I pumped my legs until sulfur burned within the muscle fibers, never remembering the feeling. The pain was like a visit from an old friend but now I had motivation to make them burn. I would cut the fat from my legs and midsection and once again restore myself to being the light of my feet body that I was back in highschool with only the Huffy I had back then. That one had no shocks to it....so I got jarred to hell when i'd ride but what a helluva thing that was. I'd bought two bottles of water on my trip. Everytime I stopped, the sweat rushed in torrents through my pores. I'd concluded during my stops that I would indeed have to find a way to drill holes into the aluminum frame in order to get my bastard Water Bottle on there.

When I was done gulping down the first water. I headed out again, my back red tail lights flashing in strobes fast enough to kill an epileptic. Through the highways there was nothing and no one about. Just me, the road and my music flying along like some dragon freed from this world to fly about in space. This is what the Gods had intended for man when they decreed that all should be free. Some took it to extremes though and they've paid the price, I'm sure.

On the backroads around my neighborhood...I encountered the Sausage Creature that The Good Doctor had mentioned when a car came flying up behind me and I zigged and zagged in a near unsucessful attempt to get away from the red missile of a Mustang doing Mach 9 down the highway. My adrenaline raced and I pedalled faster than ever. Goddamn...what a rush.

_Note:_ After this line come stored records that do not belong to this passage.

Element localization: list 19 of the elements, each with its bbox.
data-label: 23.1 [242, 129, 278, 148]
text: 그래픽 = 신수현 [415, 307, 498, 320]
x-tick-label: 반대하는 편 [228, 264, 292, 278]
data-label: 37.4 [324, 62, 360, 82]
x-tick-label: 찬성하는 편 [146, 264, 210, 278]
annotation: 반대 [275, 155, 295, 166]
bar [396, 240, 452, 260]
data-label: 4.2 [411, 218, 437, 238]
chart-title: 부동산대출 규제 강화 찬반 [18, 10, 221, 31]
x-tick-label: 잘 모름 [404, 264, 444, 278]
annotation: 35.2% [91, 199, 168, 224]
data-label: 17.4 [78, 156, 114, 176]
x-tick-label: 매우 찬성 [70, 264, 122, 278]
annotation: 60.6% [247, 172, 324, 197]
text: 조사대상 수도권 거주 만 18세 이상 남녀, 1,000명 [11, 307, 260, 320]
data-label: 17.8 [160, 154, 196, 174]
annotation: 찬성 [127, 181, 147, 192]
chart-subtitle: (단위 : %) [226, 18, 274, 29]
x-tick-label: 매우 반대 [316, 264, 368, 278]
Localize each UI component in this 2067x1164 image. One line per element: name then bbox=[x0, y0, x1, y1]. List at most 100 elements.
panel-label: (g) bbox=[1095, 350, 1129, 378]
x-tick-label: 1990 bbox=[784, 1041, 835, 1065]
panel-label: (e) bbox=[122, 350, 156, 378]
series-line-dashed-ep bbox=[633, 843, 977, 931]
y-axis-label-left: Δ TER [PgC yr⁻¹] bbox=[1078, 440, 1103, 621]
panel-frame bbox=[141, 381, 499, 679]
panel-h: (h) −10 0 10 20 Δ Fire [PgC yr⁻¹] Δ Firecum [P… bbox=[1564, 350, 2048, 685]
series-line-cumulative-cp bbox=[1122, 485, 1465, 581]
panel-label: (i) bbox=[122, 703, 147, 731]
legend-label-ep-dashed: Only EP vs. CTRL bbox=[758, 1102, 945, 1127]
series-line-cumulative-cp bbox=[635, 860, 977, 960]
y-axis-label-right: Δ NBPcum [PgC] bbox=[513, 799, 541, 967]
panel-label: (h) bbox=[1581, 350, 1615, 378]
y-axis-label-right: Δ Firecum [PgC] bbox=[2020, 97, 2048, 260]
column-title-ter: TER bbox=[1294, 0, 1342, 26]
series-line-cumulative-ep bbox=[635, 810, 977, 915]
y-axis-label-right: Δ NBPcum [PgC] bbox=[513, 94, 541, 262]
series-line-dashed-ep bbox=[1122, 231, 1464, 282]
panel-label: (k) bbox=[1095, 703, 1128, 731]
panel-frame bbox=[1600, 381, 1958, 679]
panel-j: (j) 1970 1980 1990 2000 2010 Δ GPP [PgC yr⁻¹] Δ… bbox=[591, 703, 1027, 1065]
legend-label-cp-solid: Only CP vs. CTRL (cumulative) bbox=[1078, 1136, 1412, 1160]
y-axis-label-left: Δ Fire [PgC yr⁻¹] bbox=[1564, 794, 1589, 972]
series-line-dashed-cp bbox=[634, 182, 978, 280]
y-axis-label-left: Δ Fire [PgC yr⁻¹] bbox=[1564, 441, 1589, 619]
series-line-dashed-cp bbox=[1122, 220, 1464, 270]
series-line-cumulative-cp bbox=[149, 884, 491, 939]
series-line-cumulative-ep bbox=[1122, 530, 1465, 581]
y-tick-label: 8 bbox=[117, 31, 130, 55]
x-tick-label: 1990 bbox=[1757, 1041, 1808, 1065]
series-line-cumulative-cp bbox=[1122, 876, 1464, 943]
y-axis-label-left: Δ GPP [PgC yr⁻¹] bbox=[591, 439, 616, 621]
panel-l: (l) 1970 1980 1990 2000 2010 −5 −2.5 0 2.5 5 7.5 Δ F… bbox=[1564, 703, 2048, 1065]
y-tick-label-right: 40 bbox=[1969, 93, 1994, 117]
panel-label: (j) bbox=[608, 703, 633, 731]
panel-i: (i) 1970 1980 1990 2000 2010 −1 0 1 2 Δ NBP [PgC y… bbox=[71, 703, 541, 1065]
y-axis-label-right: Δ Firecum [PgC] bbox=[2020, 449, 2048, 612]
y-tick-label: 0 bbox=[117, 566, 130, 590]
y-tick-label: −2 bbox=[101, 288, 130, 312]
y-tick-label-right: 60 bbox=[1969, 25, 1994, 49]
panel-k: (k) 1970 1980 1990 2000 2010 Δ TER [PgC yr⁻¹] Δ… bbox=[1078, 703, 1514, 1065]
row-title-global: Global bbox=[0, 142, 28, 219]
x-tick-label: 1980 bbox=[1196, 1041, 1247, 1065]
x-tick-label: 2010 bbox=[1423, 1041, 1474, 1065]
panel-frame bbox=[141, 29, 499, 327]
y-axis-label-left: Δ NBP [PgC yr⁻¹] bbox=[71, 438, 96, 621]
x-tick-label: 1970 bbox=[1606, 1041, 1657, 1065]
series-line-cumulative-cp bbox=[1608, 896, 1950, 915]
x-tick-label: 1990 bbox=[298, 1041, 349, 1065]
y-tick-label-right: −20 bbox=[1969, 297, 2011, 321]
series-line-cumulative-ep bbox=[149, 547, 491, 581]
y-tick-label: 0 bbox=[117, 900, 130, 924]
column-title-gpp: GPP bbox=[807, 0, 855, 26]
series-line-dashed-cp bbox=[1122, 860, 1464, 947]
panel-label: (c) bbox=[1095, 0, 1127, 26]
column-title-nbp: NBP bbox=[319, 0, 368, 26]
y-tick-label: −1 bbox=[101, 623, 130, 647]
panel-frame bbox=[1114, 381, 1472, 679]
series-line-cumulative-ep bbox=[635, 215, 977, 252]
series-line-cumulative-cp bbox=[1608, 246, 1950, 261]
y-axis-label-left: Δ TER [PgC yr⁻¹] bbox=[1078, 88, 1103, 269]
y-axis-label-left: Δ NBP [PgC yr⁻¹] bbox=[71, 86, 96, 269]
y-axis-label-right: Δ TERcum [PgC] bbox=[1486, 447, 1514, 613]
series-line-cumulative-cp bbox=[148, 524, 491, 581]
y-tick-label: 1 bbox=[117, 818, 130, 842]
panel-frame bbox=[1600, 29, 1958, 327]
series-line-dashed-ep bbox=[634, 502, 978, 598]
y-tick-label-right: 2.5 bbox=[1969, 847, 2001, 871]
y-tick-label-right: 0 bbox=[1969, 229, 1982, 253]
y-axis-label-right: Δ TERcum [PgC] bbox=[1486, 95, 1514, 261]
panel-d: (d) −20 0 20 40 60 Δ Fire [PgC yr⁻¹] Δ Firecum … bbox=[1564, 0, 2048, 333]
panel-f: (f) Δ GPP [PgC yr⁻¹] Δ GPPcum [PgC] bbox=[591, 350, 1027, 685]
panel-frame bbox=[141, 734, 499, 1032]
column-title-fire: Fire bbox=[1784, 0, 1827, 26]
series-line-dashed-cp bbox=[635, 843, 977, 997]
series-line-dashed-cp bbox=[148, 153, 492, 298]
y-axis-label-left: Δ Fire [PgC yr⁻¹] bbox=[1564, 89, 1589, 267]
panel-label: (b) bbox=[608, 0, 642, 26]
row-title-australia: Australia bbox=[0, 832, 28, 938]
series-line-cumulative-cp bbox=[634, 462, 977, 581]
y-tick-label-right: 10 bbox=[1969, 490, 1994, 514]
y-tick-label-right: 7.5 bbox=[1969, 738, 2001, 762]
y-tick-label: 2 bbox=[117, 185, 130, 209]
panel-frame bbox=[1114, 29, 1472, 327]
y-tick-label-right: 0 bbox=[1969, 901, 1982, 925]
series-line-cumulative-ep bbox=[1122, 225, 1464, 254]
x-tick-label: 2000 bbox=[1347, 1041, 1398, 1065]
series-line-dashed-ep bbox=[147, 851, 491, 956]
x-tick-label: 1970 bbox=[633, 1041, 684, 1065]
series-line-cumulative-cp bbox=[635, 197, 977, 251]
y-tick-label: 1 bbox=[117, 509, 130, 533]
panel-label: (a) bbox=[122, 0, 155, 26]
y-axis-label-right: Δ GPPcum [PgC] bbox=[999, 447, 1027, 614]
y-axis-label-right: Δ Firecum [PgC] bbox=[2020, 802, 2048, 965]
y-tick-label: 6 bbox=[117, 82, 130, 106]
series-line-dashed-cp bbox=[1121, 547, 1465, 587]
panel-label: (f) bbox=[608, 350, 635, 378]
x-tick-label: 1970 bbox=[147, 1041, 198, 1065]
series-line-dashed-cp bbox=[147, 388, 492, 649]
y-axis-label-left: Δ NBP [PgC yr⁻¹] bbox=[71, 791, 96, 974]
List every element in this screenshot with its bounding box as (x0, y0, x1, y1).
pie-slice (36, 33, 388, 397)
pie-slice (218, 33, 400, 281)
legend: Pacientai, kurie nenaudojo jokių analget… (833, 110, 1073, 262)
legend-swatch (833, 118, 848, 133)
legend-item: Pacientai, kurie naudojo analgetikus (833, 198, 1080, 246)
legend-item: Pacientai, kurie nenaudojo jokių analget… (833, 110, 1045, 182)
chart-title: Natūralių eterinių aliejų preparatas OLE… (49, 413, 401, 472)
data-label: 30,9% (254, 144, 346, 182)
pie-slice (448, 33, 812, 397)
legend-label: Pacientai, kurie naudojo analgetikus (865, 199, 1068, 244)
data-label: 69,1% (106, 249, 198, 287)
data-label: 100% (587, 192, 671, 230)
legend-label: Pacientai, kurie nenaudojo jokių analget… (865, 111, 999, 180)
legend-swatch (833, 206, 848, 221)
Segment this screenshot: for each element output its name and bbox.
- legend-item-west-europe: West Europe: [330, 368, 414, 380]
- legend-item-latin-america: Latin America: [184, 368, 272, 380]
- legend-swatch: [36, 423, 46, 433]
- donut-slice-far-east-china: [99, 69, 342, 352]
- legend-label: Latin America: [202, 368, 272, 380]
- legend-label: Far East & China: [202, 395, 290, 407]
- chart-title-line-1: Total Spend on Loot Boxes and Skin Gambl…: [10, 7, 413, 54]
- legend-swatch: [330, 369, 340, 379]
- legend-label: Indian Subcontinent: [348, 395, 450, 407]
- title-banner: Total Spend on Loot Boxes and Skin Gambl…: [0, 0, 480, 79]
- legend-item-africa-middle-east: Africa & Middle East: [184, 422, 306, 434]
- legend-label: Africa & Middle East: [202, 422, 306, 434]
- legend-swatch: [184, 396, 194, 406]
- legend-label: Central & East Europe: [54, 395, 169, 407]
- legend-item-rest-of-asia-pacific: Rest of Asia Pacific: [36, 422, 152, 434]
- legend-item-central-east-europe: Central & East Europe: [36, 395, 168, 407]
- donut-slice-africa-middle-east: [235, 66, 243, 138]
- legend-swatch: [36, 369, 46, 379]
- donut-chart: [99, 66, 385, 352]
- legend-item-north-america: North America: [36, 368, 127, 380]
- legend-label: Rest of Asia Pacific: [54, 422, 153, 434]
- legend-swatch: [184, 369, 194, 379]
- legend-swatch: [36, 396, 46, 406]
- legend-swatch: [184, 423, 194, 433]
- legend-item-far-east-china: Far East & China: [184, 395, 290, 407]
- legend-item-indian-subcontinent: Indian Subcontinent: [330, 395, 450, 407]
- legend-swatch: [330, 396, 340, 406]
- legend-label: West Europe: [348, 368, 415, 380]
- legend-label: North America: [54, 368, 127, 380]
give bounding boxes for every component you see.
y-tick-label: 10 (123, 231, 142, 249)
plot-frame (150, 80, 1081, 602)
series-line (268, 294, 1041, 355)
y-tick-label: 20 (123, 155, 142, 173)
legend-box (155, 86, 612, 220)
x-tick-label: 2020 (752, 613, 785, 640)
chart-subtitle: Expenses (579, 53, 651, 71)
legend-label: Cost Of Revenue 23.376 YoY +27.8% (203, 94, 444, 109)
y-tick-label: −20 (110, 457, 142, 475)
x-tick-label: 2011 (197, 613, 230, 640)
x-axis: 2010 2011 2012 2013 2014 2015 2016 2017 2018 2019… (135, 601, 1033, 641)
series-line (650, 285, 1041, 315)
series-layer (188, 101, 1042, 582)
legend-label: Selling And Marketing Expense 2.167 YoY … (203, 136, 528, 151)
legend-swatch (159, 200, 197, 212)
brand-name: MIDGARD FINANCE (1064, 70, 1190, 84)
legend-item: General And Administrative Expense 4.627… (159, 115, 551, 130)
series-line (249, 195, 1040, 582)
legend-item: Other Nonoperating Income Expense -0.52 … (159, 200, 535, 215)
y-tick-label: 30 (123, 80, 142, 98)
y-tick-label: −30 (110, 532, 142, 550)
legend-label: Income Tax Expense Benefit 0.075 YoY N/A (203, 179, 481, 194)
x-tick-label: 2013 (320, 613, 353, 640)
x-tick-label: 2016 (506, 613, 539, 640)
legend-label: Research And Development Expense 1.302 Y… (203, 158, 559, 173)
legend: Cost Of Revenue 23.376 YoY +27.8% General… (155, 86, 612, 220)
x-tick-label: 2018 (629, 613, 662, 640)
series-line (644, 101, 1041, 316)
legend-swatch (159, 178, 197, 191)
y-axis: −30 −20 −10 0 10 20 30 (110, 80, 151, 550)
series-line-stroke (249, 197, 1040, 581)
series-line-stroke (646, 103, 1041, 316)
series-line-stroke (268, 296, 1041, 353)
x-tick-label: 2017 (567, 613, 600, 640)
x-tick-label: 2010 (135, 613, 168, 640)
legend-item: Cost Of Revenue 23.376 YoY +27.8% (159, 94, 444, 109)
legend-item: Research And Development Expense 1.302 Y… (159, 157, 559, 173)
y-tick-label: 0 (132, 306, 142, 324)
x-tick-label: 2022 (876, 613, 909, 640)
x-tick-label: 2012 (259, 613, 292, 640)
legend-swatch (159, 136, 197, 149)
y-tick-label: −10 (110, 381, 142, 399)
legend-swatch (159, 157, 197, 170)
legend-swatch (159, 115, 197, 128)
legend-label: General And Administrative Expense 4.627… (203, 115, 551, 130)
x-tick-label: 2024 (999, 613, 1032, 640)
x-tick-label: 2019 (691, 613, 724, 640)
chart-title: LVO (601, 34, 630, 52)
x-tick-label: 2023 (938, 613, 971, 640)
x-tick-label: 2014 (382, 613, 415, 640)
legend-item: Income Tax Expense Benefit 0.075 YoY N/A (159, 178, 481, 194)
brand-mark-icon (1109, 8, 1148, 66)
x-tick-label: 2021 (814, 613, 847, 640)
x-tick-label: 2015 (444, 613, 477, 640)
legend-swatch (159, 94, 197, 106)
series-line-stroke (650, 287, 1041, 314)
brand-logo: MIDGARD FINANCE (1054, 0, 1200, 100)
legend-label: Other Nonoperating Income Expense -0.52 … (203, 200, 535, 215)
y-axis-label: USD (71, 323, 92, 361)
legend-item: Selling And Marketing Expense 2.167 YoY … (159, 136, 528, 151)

I travelled to the place where two baseball fields stood in my youth and to the place where baseball fields now stand. Then, I made my way back home.

Upon my arrival, my shirt and I were soaked through with sweat. I'd only been riding for two hours and my legs could no longer take the punishment, my thighs feeling the equivalent of melted cheese and my ass in agony from the uncomfortable seat that was set upon my bike. The people at Mongoose had built Black Moonlight with me in mind, of this I am sure but not her seat.

On my memorial they'll carve "It Never Got Twisted Enough For Me."